|Average Length||up to 200µm|
|Molecular Weight||196.97 g/mol|
Au nanotubes have generated a lot of excitement due to their unique electronic and optical properties. Perhaps the conceptually easiest way to generate gold nanotubes is to limit their growth with templates. Its porosity and wall thickness can be controlled by changing the experimental conditions. Additionally, the resonant frequency of gold nanotube plasmons can be tuned in the visible to near-infrared range by controlling their size and morphology. For example, the absorption peak of gold nanotubes shifts towards blue as the wall thickness increases and towards red as the length of the nanotubes increases. The unique inherent characteristics of the Au nanotube are essential for major biomedical applications. So far, Au nanotubes have been widely applied in catalysis, chemical separations and analysis, biosensing, photothermal therapy, photoacoustic imaging, protein transport, etc.
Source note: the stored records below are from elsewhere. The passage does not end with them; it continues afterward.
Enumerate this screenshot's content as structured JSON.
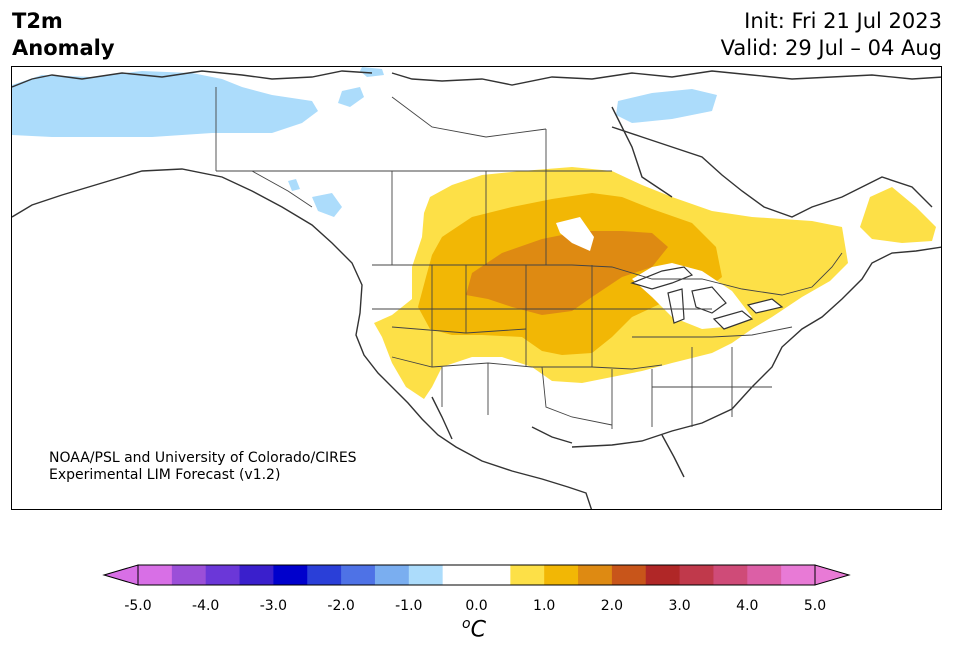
{
  "title": {
    "line1": "T2m",
    "line2": "Anomaly"
  },
  "info": {
    "init": "Init: Fri 21 Jul 2023",
    "valid": "Valid: 29 Jul – 04 Aug"
  },
  "credit": {
    "line1": "NOAA/PSL and University of Colorado/CIRES",
    "line2": "Experimental LIM Forecast (v1.2)"
  },
  "colorbar": {
    "unit_base": "C",
    "unit_sup": "o",
    "ticks": [
      "-5.0",
      "-4.0",
      "-3.0",
      "-2.0",
      "-1.0",
      "0.0",
      "1.0",
      "2.0",
      "3.0",
      "4.0",
      "5.0"
    ],
    "colors": [
      "#d86fe6",
      "#9b4fd8",
      "#6b37d8",
      "#3a1fcc",
      "#0000cc",
      "#2a3fd8",
      "#4e72e6",
      "#7aaef0",
      "#acdcfb",
      "#ffffff",
      "#ffffff",
      "#fde047",
      "#f2b705",
      "#de8a12",
      "#c8551a",
      "#b02727",
      "#c0394b",
      "#cf4b78",
      "#dc5fa6",
      "#e87ad6"
    ]
  },
  "map_colors": {
    "cold_weak": "#acdcfb",
    "warm_1": "#fde047",
    "warm_2": "#f2b705",
    "warm_3": "#de8a12",
    "land_line": "#333333",
    "border_line": "#444444"
  }
}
The optical properties of Au nanotubes present possibilities that can be applied to cell therapies involving photothermal ablation and the delivery of light-activated drugs. In this article, we first summarize the different synthesis methods and properties of Au nanotubes. Therefore, the factors that can influence the morphology and properties of gold nanotubes were also discussed. Finally, we review advances in the biomedical application of Au nanotubes in biosensors, protein transport, photothermal therapy, and medical imaging.